Fille de sainte Brigitte, moniale à Vadstena (+ 1381)
En ce mardi 24 mars 2026, l’Église fait mémoire de sainte Catherine de Suède, figure discrète mais marquante de la spiritualité médiévale, fille de sainte Brigitte et moniale à Vadstena, où elle s’éteint en 1381.Issue d’une famille de haute noblesse, Catherine appartient à la lignée royale de Suède par ses parents, sainte Brigitte et Ulf Gudmarson. Très tôt, elle est confiée à l’éducation d’un couvent, où elle reçoit une formation chrétienne solide, marquée par la prière et le sens du devoir. Toutefois, selon les usages de son temps, elle quitte la vie conventuelle pour contracter un mariage arrangé avec le jeune noble Edgar Lydersson.
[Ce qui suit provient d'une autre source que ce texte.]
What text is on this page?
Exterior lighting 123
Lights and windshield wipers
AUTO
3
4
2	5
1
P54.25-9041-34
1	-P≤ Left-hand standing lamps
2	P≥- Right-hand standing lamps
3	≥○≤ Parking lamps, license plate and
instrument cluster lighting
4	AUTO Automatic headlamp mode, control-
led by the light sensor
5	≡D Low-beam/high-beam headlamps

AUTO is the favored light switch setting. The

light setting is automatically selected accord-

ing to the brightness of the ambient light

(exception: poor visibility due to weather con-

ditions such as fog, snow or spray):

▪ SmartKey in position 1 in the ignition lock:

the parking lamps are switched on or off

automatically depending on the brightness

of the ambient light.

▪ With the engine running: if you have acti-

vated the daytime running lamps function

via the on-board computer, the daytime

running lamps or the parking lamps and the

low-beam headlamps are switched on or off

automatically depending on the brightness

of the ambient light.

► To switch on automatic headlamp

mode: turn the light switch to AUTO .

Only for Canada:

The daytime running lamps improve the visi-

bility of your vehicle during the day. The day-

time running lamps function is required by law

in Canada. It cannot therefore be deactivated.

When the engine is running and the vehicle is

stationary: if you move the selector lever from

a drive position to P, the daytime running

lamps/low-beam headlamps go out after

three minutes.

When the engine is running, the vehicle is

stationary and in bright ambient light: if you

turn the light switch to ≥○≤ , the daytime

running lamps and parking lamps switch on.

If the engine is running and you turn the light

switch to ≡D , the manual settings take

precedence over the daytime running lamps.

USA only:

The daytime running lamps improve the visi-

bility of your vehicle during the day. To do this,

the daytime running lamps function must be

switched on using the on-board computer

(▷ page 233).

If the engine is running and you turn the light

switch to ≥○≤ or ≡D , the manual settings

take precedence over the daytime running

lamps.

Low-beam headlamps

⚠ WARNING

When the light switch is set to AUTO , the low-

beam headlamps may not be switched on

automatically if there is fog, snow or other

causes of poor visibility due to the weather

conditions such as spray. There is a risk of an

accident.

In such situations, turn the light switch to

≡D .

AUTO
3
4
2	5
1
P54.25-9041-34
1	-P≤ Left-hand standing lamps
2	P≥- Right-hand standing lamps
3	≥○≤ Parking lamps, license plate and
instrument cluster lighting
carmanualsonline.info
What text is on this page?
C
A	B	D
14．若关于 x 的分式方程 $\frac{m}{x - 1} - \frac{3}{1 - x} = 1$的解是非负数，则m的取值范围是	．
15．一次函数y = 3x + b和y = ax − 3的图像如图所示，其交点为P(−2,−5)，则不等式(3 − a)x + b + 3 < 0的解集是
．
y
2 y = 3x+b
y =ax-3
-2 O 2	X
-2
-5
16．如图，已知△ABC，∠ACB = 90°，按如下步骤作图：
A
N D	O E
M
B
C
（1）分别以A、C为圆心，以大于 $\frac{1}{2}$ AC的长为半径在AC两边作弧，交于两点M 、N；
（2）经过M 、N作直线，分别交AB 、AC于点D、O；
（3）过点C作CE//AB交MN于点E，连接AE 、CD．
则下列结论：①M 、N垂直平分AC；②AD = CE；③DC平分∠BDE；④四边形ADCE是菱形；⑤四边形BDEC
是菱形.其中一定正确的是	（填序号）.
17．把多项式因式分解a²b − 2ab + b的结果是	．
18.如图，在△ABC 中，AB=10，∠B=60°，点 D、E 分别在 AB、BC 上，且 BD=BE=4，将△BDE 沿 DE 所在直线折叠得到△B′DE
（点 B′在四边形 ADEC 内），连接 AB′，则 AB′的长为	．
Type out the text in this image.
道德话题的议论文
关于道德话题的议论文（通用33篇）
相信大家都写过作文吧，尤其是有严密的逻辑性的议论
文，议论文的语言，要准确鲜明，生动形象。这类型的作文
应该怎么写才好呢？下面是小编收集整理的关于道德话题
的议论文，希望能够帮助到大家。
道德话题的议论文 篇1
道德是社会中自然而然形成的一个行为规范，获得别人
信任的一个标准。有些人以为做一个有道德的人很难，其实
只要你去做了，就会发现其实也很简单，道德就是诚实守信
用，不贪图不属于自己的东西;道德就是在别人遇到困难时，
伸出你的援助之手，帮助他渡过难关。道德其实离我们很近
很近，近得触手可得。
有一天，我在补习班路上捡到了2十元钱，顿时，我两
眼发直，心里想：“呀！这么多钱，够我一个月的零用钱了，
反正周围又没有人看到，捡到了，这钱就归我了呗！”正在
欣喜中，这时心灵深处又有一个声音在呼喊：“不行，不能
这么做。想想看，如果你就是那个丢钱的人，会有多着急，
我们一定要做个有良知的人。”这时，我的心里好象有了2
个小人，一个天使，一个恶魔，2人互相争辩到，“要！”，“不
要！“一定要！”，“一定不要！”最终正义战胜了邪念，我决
Ce mariage, accepté dans l’obéissance, prend une forme particulière. Son époux étant infirme, Catherine se consacre à lui avec un dévouement constant, le soignant avec patience et charité. Avec son accord, elle conserve également la virginité, inscrivant leur union dans une dimension profondément spirituelle, conforme à une tradition chrétienne qui reconnaît la valeur de la chasteté vécue dans le mariage.
En 1350, à l’occasion du jubilé, elle se rend à Rome pour rejoindre sa mère, qui y réside depuis son veuvage. Ce séjour marque un tournant décisif dans sa vie. C’est là qu’elle apprend la mort de son époux. Devenue veuve, elle choisit de demeurer à Rome, se consacrant pleinement à Dieu dans une vie de prière et de pèlerinage.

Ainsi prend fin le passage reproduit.